How would you implement computing a list of the user's "favorite emoji"?

E

EchoStan2020-09-13 14:30:01

PostgreSQL

EchoStan, 2020-09-13 14:30:01

Hello, friends.
In a chat input, it's useful to have a line with the user's favorite emoji. It looks like this:

How it is implemented now, I have
0. To store the user's favorite emoji, we use a separate small table:

CREATE TABLE top_used_emojis (
    user_id BIGINT PRIMARY KEY,
    emojis TEXT[] NOT NULL
);

1. The user sends a new message to the chat.

2. The message is saved to the message table. Let it be chat_messages.

CREATE TABLE chat_messages (
    user_id BIGINT NOT NULL,
    text TEXT,
    ...
)

A simple index has been added to the table; on paper, it promised to facilitate text searches.

CREATE INDEX chat_messages_text_index ON chat_messages (text);

3. In the application code, a simple search for matches is performed in order to determine if there are any emoji in the new message.

4. If there is no emoji, then do not touch anything.

5. If emoji are found, the application calls the pgplsql function that takes as input user_id, calculates the top 10 most common emoji in the user's message texts, and stores the result in a emojistable field top_used_emojisby the key user_id.

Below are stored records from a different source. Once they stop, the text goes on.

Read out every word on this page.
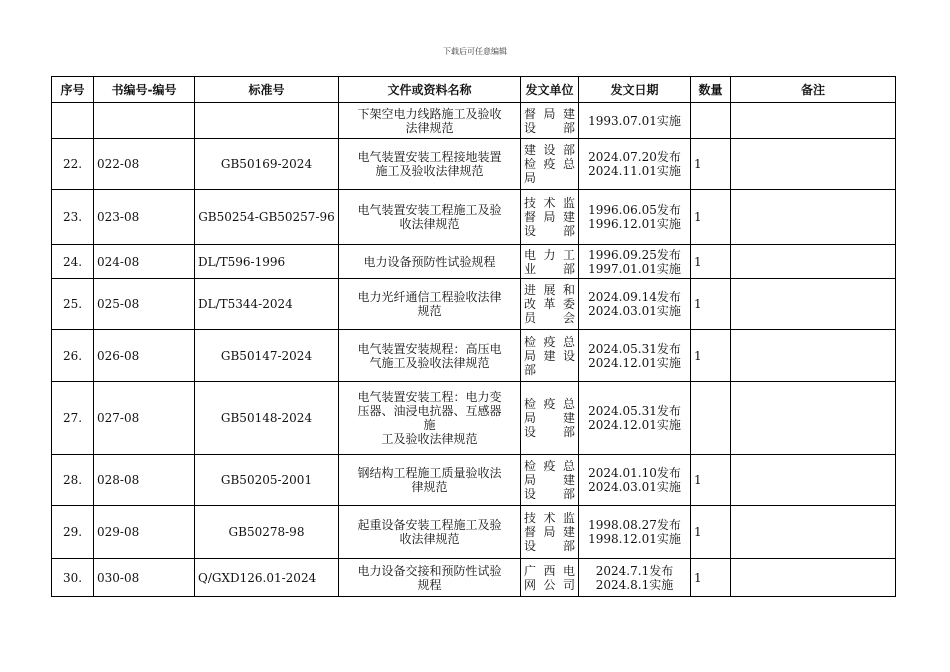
下载后可任意编辑
序号	书编号-编号	标准号	文件或资料名称	发文单位	发文日期	数量	备注
			下架空电力线路施工及验收
法律规范	督 局 建
设　部	1993.07.01实施		
22.	022-08	GB50169-2024	电气装置安装工程接地装置
施工及验收法律规范	建设部
检疫总
局	2024.07.20发布
2024.11.01实施	1	
23.	023-08	GB50254-GB50257-96	电气装置安装工程施工及验
收法律规范	技术监
督局建
设　部	1996.06.05发布
1996.12.01实施	1	
24.	024-08	DL/T596-1996	电力设备预防性试验规程	电力工
业　部	1996.09.25发布
1997.01.01实施	1	
25.	025-08	DL/T5344-2024	电力光纤通信工程验收法律
规范	进展和
改革委
员　会	2024.09.14发布
2024.03.01实施	1	
26.	026-08	GB50147-2024	电气装置安装规程：高压电
气施工及验收法律规范	检疫总
局建设
部	2024.05.31发布
2024.12.01实施	1	
27.	027-08	GB50148-2024	电气装置安装工程：电力变
压器、油浸电抗器、互感器
施
工及验收法律规范	检疫总
局　建
设　部	2024.05.31发布
2024.12.01实施		
28.	028-08	GB50205-2001	钢结构工程施工质量验收法
律规范	检疫总
局　建
设　部	2024.01.10发布
2024.03.01实施	1	
29.	029-08	GB50278-98	起重设备安装工程施工及验
收法律规范	技术监
督局建
设　部	1998.08.27发布
1998.12.01实施	1	
30.	030-08	Q/GXD126.01-2024	电力设备交接和预防性试验
规程	广西电
网公司	2024.7.1发布
2024.8.1实施	1	
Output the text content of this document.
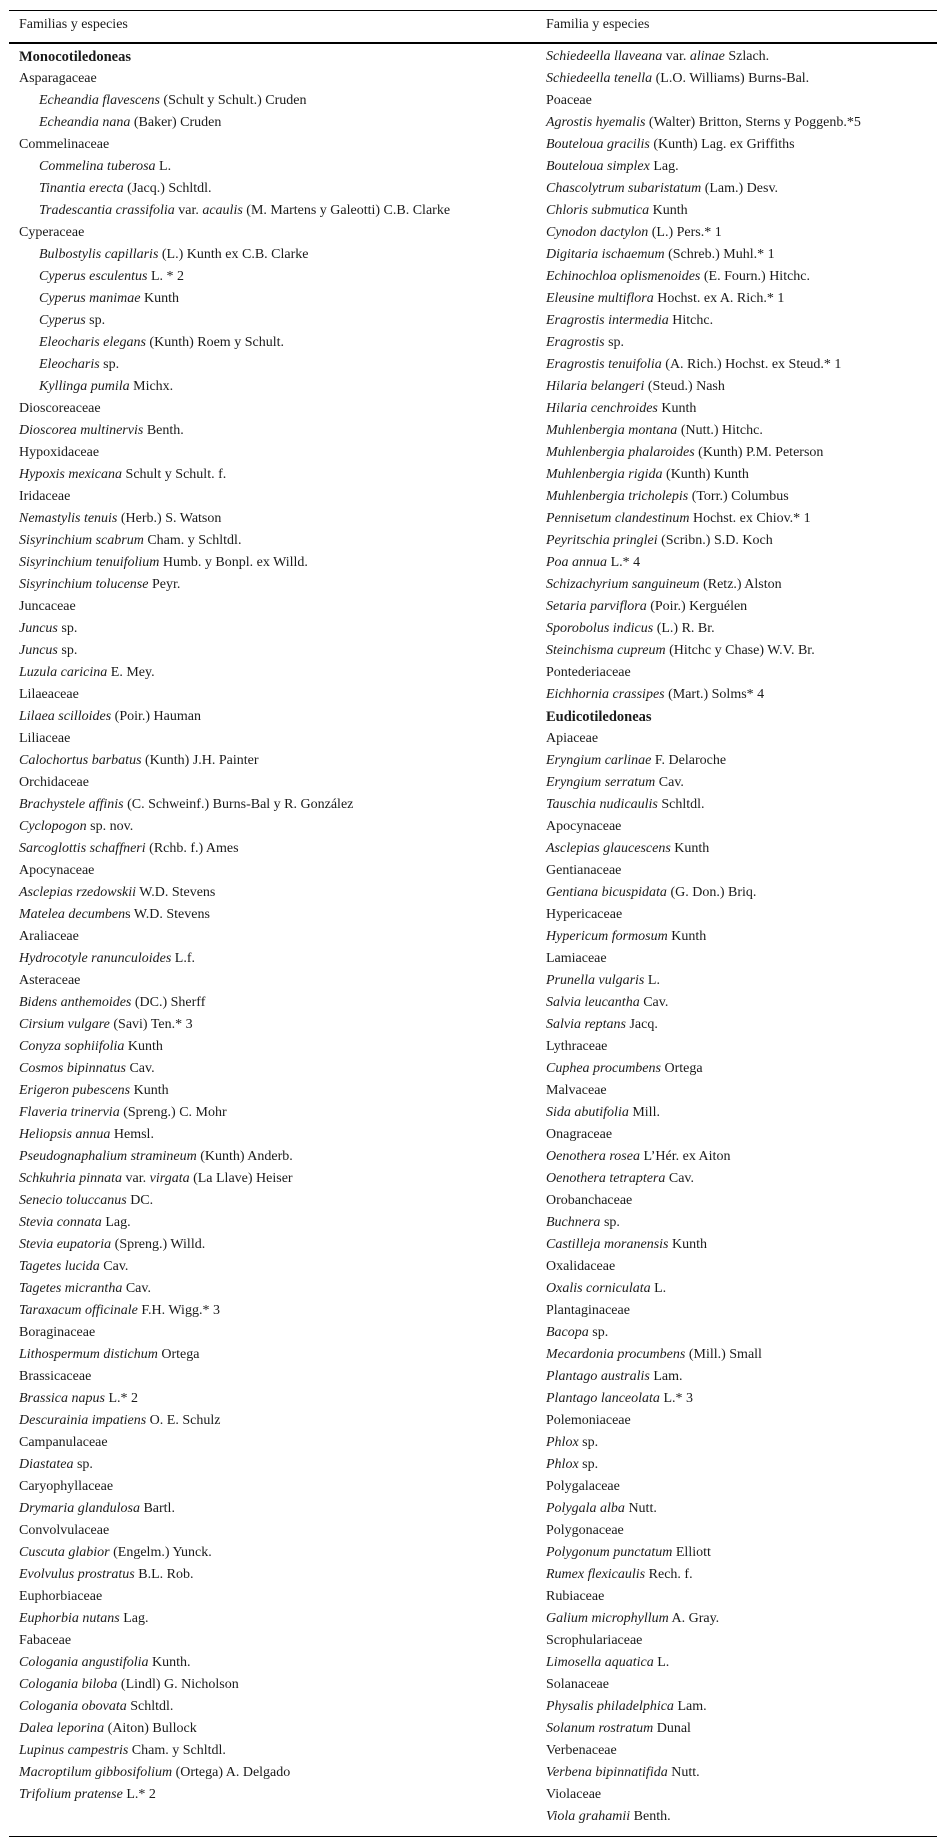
Familias y especies	Familia y especies
Monocotiledoneas
Asparagaceae
Echeandia flavescens (Schult y Schult.) Cruden
Echeandia nana (Baker) Cruden
Commelinaceae
Commelina tuberosa L.
Tinantia erecta (Jacq.) Schltdl.
Tradescantia crassifolia var. acaulis (M. Martens y Galeotti) C.B. Clarke
Cyperaceae
Bulbostylis capillaris (L.) Kunth ex C.B. Clarke
Cyperus esculentus L. * 2
Cyperus manimae Kunth
Cyperus sp.
Eleocharis elegans (Kunth) Roem y Schult.
Eleocharis sp.
Kyllinga pumila Michx.
Dioscoreaceae
Dioscorea multinervis Benth.
Hypoxidaceae
Hypoxis mexicana Schult y Schult. f.
Iridaceae
Nemastylis tenuis (Herb.) S. Watson
Sisyrinchium scabrum Cham. y Schltdl.
Sisyrinchium tenuifolium Humb. y Bonpl. ex Willd.
Sisyrinchium tolucense Peyr.
Juncaceae
Juncus sp.
Juncus sp.
Luzula caricina E. Mey.
Lilaeaceae
Lilaea scilloides (Poir.) Hauman
Liliaceae
Calochortus barbatus (Kunth) J.H. Painter
Orchidaceae
Brachystele affinis (C. Schweinf.) Burns-Bal y R. González
Cyclopogon sp. nov.
Sarcoglottis schaffneri (Rchb. f.) Ames
Apocynaceae
Asclepias rzedowskii W.D. Stevens
Matelea decumbens W.D. Stevens
Araliaceae
Hydrocotyle ranunculoides L.f.
Asteraceae
Bidens anthemoides (DC.) Sherff
Cirsium vulgare (Savi) Ten.* 3
Conyza sophiifolia Kunth
Cosmos bipinnatus Cav.
Erigeron pubescens Kunth
Flaveria trinervia (Spreng.) C. Mohr
Heliopsis annua Hemsl.
Pseudognaphalium stramineum (Kunth) Anderb.
Schkuhria pinnata var. virgata (La Llave) Heiser
Senecio toluccanus DC.
Stevia connata Lag.
Stevia eupatoria (Spreng.) Willd.
Tagetes lucida Cav.
Tagetes micrantha Cav.
Taraxacum officinale F.H. Wigg.* 3
Boraginaceae
Lithospermum distichum Ortega
Brassicaceae
Brassica napus L.* 2
Descurainia impatiens O. E. Schulz
Campanulaceae
Diastatea sp.
Caryophyllaceae
Drymaria glandulosa Bartl.
Convolvulaceae
Cuscuta glabior (Engelm.) Yunck.
Evolvulus prostratus B.L. Rob.
Euphorbiaceae
Euphorbia nutans Lag.
Fabaceae
Cologania angustifolia Kunth.
Cologania biloba (Lindl) G. Nicholson
Cologania obovata Schltdl.
Dalea leporina (Aiton) Bullock
Lupinus campestris Cham. y Schltdl.
Macroptilum gibbosifolium (Ortega) A. Delgado
Trifolium pratense L.* 2
Schiedeella llaveana var. alinae Szlach.
Schiedeella tenella (L.O. Williams) Burns-Bal.
Poaceae
Agrostis hyemalis (Walter) Britton, Sterns y Poggenb.*5
Bouteloua gracilis (Kunth) Lag. ex Griffiths
Bouteloua simplex Lag.
Chascolytrum subaristatum (Lam.) Desv.
Chloris submutica Kunth
Cynodon dactylon (L.) Pers.* 1
Digitaria ischaemum (Schreb.) Muhl.* 1
Echinochloa oplismenoides (E. Fourn.) Hitchc.
Eleusine multiflora Hochst. ex A. Rich.* 1
Eragrostis intermedia Hitchc.
Eragrostis sp.
Eragrostis tenuifolia (A. Rich.) Hochst. ex Steud.* 1
Hilaria belangeri (Steud.) Nash
Hilaria cenchroides Kunth
Muhlenbergia montana (Nutt.) Hitchc.
Muhlenbergia phalaroides (Kunth) P.M. Peterson
Muhlenbergia rigida (Kunth) Kunth
Muhlenbergia tricholepis (Torr.) Columbus
Pennisetum clandestinum Hochst. ex Chiov.* 1
Peyritschia pringlei (Scribn.) S.D. Koch
Poa annua L.* 4
Schizachyrium sanguineum (Retz.) Alston
Setaria parviflora (Poir.) Kerguélen
Sporobolus indicus (L.) R. Br.
Steinchisma cupreum (Hitchc y Chase) W.V. Br.
Pontederiaceae
Eichhornia crassipes (Mart.) Solms* 4
Eudicotiledoneas
Apiaceae
Eryngium carlinae F. Delaroche
Eryngium serratum Cav.
Tauschia nudicaulis Schltdl.
Apocynaceae
Asclepias glaucescens Kunth
Gentianaceae
Gentiana bicuspidata (G. Don.) Briq.
Hypericaceae
Hypericum formosum Kunth
Lamiaceae
Prunella vulgaris L.
Salvia leucantha Cav.
Salvia reptans Jacq.
Lythraceae
Cuphea procumbens Ortega
Malvaceae
Sida abutifolia Mill.
Onagraceae
Oenothera rosea L’Hér. ex Aiton
Oenothera tetraptera Cav.
Orobanchaceae
Buchnera sp.
Castilleja moranensis Kunth
Oxalidaceae
Oxalis corniculata L.
Plantaginaceae
Bacopa sp.
Mecardonia procumbens (Mill.) Small
Plantago australis Lam.
Plantago lanceolata L.* 3
Polemoniaceae
Phlox sp.
Phlox sp.
Polygalaceae
Polygala alba Nutt.
Polygonaceae
Polygonum punctatum Elliott
Rumex flexicaulis Rech. f.
Rubiaceae
Galium microphyllum A. Gray.
Scrophulariaceae
Limosella aquatica L.
Solanaceae
Physalis philadelphica Lam.
Solanum rostratum Dunal
Verbenaceae
Verbena bipinnatifida Nutt.
Violaceae
Viola grahamii Benth.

In its work, the function uses an auxiliary table where the emoji known to us are stored

CREATE TABLE emojis (
    emoji TEXT PRIMARY KEY /* Здесь лежит сама эмодзи */
);

And here is the body of the function

CREATE OR REPLACE FUNCTION updateTopUsedEmojis (BIGINT) RETURNS TEXT[] AS '
    DECLARE
        _user_id ALIAS FOR $1;
        query_result TEXT[];

    BEGIN

            WITH last_top_used AS (SELECT emoji, count(*)::INT AS count
                                   FROM chat_messages cm
                                            JOIN emojis e
                                                ON (cm.text LIKE ''%'' || e.emoji || ''%'')
                                   WHERE cm.user_id = _user_id
                                   GROUP BY e.emoji
                                   ORDER BY count DESC
                                   LIMIT 10)
            INSERT INTO top_used_emojis (user_id, emojis)
            VALUES ( _user_id,
                     (SELECT array_agg(emoji) FROM last_top_used)::TEXT[]
            )
            ON CONFLICT (user_id)
            DO UPDATE
            SET emojis = (SELECT array_agg(emoji) FROM last_top_used)::TEXT[]
            RETURNING emojis::TEXT[]
        INTO query_result;

        RETURN query_result;

    END;
'LANGUAGE plpgsql;

6. Everything. It works for small volumes.

Necessary clarifications

Starting from some point, we, of course, will perform this procedure no more than once in N times. When adding each message - it's too much.
"Favorites" and "most frequently encountered" are not exactly the same thing, but we are fine.
I still have some difficulties with EXPLAIN - seqscan, it seems, has learned to recognize, but bones are not bones yet.
Estimated number of users - 1 million, estimated average number of messages per user - 100

Places that haunt me

Concatenation in the FROM clause:
```
FROM chat_messages cm
                 JOIN emojis e
                        ON (cm.text LIKE '%' || e.emoji || '%')
```
The DML engine (or who sits inside there) - does it somehow cache the results of this very concatenation?
Maybe it's worth filling the table emojiswith lines in advance '%...%'?
The operator is right LIKEthere. Whether there are more productive decisions?

Reply

Answer the question

In order to leave comments, you need to log in

3 answer(s)

D

Dmitry Belyaev, 2020-09-13
@EchoStan

I would make a field in the top_used_emojis table that stores the number of uses of each intersection of user with emoji and put an index on this field DESC and in Primary I would shove the user_id and emoji fields together.
I would hang triggers on the chat_messages table to recalculate the number in top_used_emojis
Well, I would display it with a simple ORDER BY on an index with a limit

A

antonwx, 2020-09-13
@antonwx

Let the user choose their favorite emoji. Zadolbali your algorithms, knowing better than me what I need.

V

vdem, 2020-09-13
@vdem

Isn't it better to store them in one field in JSON? For example, make two fields - mostUsed (the most frequently used) and recentlyUsed (the last used ones, so that new used emojis can get into mostUsed based on this data). IMHO for such functionality it is not necessary to start a separate table.
PS And of course, store the number (or better, the frequency of occurrence) of use cases, in order to either add to mostUsed, or remove it from there in favor of emoji from recentlyUsed.